Oscars 2018: del Toro’s Shape of Water is a dark fairytale


Graphic courtesy of Lilly Player

Elisa and Amphibian man embrace underwater

by Natalie Roth, Reporter

A ripple was made in the film industry last December. From the same person who directed box office hit films like Hellboy (2004), Crimson Peak (2015), and his most popular, Pan’s Labyrinth (El laberinto del fauno / 2006), comes another enthralling (yet controversial) hit film. Though critics have called it a drama or fantasy, the newest edition to motion picture director, Guillermo del Toro‘s, cinematic hall of fame can first be defined as an imaginative fairy tale. The Shape or Water was released to theaters in December of 2017, and has since been nominated for 13 Oscars, including Best picture. But does the film really deserve all of this praise? The short answer is: Yes.

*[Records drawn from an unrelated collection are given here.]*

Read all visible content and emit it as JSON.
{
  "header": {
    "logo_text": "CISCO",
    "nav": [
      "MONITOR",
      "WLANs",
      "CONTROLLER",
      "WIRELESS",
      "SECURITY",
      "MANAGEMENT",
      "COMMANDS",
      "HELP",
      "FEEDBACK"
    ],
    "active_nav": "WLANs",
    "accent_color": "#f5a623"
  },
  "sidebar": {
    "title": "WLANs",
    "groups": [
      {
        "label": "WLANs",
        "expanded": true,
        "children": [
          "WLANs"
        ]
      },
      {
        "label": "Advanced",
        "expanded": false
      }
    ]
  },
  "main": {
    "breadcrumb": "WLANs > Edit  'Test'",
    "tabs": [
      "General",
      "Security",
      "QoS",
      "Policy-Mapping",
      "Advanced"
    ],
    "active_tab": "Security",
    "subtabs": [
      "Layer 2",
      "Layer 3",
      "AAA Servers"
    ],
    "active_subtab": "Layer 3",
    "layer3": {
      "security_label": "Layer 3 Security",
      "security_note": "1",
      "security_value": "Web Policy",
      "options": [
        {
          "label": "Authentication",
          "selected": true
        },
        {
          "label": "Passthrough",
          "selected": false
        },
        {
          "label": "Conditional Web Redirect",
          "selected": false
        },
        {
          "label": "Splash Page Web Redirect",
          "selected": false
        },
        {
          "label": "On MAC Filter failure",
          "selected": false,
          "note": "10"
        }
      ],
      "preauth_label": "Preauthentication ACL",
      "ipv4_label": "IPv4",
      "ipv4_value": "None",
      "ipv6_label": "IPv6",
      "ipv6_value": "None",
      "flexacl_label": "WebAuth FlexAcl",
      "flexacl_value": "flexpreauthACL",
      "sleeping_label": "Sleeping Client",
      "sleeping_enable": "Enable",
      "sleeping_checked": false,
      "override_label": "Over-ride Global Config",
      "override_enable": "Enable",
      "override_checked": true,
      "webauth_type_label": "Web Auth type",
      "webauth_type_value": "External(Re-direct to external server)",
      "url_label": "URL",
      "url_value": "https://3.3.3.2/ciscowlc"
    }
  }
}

Every aspect of this movie is utterly stunning, even the opening scene. The film starts out with a shot of the main character Elisa’s apartment completely sumberged in water. The lighting alone in this scene makes it a sheer spectacle to observe. From there, Elisa wakes up, and the movie follows her to cleaning job at a large, high security government laboratory. In this lab is where she first meets Amphibian Man, and where the course of her whole life changes in the blink of an eye. Connected through their sprit and through their flaws, the two begin to form a deep bond… at least until Elisa hears that the new director, Mr.Strickland, plans to kill him for research. This is where everything hits the fan, so to speak, and where the plot begins to accelerate.

Now, although this fishy romance may seem odd to the average moviegoer (and to the average sane person), somehow del Toro uses his cinematic magic to make this story not actually that strange. In fact, by the end of the movie I’d almost forgotten that Amphibian Man, well, was an amphiban. The love between the two is so strong that it transcends physical bounds and almost seems more human than that of any other romance-type movie I’ve ever seen.

Call me crazy but, according to Guillermo del Toro, that seems to be exactly the point. In an interview about the movie, del Toro said that the whole goal of the movie was “[not to] reduce a person to one word.” AKA, don’t judge a book by it’s cover. This theme is portrayed throughout the movie by Elisa and countless other characters rising above expections in the most spectacular and unexpected of ways. He spreads this message along with the similar moral, “The antidote to hate is understanding.” Not only does this movie look pretty, but it teaches a great lesson in the process.